State officials, however, are actively fighting passage of H.94 because they worry that consumers, particularly underage drinkers, will imbibe the more potent craft brews as they would mass-produced, low-alcohol content beers. This potentiality, they say, poses a threat to public health and safety…

Michael Hogan, commissioner of the Vermont Department of Liquor Control, opposes the bill. He is concerned that most people, particularly teenagers, are unaware of “the potency of these products,” which he says would be increasing from a low of 5 percent to as high as 16 percent.

Is Hogan so insanely devoted to his mission that he actually believes this, or is this just a convenient excuse for maintaining the state liquor stores’ current monopoly on high-alcohol beers? Regardless, these brews are an acquired taste, especially for a neophyte beer drinker on a teenager’s budget. Allowing their sale in grocery stores is unlikely to have much of an impact on teenage drinking, but it would make things a lot easier for the adults who want to buy them and the many Vermont breweries who’d like to make them.

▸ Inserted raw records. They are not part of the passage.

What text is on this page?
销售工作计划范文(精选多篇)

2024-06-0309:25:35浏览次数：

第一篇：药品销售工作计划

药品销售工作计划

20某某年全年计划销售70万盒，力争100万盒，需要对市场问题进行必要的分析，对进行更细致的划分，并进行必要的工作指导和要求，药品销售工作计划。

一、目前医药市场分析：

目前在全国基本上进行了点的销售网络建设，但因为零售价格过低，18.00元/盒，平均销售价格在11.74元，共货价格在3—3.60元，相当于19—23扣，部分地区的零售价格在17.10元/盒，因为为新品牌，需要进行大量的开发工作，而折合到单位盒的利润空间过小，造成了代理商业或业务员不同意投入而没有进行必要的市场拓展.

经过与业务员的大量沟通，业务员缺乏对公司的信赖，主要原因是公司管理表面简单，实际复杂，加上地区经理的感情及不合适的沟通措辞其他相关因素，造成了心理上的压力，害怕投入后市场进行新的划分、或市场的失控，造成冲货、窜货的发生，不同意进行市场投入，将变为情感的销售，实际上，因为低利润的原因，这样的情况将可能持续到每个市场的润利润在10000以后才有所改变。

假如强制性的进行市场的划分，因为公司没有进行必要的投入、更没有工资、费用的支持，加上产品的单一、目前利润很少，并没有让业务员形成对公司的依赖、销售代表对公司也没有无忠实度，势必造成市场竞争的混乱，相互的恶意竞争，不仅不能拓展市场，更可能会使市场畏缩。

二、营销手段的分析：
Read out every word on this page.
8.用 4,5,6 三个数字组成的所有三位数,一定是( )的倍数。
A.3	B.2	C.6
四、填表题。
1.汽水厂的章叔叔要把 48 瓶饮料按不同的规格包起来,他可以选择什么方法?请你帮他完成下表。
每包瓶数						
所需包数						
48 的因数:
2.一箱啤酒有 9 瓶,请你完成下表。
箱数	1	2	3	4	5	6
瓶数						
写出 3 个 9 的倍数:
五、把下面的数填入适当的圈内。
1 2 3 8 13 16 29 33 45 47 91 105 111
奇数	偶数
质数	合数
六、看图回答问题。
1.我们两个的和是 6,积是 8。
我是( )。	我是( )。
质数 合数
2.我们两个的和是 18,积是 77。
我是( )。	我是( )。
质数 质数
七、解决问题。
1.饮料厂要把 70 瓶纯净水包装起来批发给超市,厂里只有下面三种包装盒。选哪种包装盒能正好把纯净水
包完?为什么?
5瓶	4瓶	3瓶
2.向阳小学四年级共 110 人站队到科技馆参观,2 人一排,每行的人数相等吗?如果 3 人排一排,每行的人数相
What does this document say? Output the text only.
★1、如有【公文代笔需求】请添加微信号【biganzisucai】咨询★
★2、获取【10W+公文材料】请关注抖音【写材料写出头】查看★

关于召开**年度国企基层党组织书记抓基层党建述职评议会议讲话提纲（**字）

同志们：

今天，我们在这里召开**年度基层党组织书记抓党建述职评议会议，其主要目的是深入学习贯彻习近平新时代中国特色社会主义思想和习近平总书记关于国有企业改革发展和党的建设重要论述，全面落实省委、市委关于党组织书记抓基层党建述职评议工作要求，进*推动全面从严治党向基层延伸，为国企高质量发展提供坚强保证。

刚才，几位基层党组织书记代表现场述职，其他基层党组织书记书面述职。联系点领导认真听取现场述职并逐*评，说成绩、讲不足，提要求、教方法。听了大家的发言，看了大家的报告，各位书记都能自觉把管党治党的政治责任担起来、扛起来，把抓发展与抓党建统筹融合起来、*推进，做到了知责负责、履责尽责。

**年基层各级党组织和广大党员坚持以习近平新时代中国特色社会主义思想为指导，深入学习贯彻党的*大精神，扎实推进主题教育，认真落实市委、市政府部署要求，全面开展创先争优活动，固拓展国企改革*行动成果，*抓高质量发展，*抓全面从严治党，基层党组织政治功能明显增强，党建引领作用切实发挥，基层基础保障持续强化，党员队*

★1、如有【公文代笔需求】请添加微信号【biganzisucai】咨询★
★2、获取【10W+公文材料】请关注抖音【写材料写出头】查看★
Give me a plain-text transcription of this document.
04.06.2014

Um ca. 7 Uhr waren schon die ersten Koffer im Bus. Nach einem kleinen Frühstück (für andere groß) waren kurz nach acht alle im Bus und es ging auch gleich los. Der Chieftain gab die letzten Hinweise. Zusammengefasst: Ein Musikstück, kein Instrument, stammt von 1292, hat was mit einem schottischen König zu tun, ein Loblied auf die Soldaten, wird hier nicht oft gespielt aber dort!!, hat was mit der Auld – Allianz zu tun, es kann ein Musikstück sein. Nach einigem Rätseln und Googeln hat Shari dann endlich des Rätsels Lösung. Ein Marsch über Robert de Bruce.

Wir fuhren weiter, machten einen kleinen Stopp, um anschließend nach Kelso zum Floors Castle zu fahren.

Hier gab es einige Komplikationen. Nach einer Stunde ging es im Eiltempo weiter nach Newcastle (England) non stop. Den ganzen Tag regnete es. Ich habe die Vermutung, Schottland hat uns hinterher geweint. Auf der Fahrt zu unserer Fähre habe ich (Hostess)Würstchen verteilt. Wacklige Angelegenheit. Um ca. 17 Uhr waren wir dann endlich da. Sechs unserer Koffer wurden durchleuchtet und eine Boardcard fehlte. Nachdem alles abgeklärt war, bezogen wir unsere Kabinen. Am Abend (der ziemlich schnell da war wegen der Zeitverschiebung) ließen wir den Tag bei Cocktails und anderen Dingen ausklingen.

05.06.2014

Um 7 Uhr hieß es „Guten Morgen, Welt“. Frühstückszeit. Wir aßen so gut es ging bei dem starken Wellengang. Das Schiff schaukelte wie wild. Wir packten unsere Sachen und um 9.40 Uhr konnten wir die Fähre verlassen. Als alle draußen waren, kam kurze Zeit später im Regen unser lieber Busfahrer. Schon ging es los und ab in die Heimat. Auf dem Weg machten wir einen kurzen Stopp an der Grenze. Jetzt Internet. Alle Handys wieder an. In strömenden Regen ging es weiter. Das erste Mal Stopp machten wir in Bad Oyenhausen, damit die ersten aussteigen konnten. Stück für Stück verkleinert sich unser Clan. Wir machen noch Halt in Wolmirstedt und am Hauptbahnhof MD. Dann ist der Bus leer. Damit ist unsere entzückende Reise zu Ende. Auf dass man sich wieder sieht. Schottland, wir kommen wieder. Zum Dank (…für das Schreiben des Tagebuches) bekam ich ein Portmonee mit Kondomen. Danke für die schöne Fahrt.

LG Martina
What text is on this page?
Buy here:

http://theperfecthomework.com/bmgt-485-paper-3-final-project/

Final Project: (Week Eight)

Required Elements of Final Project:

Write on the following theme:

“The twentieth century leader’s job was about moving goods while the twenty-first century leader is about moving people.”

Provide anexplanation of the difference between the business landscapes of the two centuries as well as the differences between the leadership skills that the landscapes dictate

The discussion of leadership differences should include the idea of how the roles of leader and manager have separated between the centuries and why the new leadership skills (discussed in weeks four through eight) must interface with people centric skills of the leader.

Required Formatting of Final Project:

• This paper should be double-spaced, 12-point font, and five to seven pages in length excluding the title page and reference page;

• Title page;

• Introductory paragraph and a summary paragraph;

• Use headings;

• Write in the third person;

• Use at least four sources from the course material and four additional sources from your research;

(That said, if we actually could get high schoolers hooked on Belgian-style trippels instead of Bud and Miller, the world would become a much better place for beer lovers.)


Another problem with calorie counts

The previous post about New York’s calorie posting rule has kicked off a surprisingly long discussion. Here’s a point we haven’t addressed: Are the counts at all reliable? The blog Midtown Lunch examines Chipotle’s posted calorie info and finds two problems. One is that, with highly customizable items like burritos, the restaurant can provide, at best, a wide range of hypothetical nutritional information. According to the Chipotle sign a burrito carries anywhere from 420-918 calories. How useful is that information? And what’s next, requiring the restaurant to post the calories involved in each specific ingredient?

The second problem is reliability. Doing some math, Midtown claims that the ranges posted in the restaurant and the information on Chipotle’s website are not comparable.

If Chipotle’s case is at all similar to what we’ll see from other restaurants, New York’s much-touted regulation won’t accomplish much. Is anyone helped by seeing that their lunch will vary within a 500 calorie range?

Update: Hell, if we’re talking about burritos, the nanny state, and discovering people’s true preferences, I have no excuse for not linking to my old Magic of Politics post.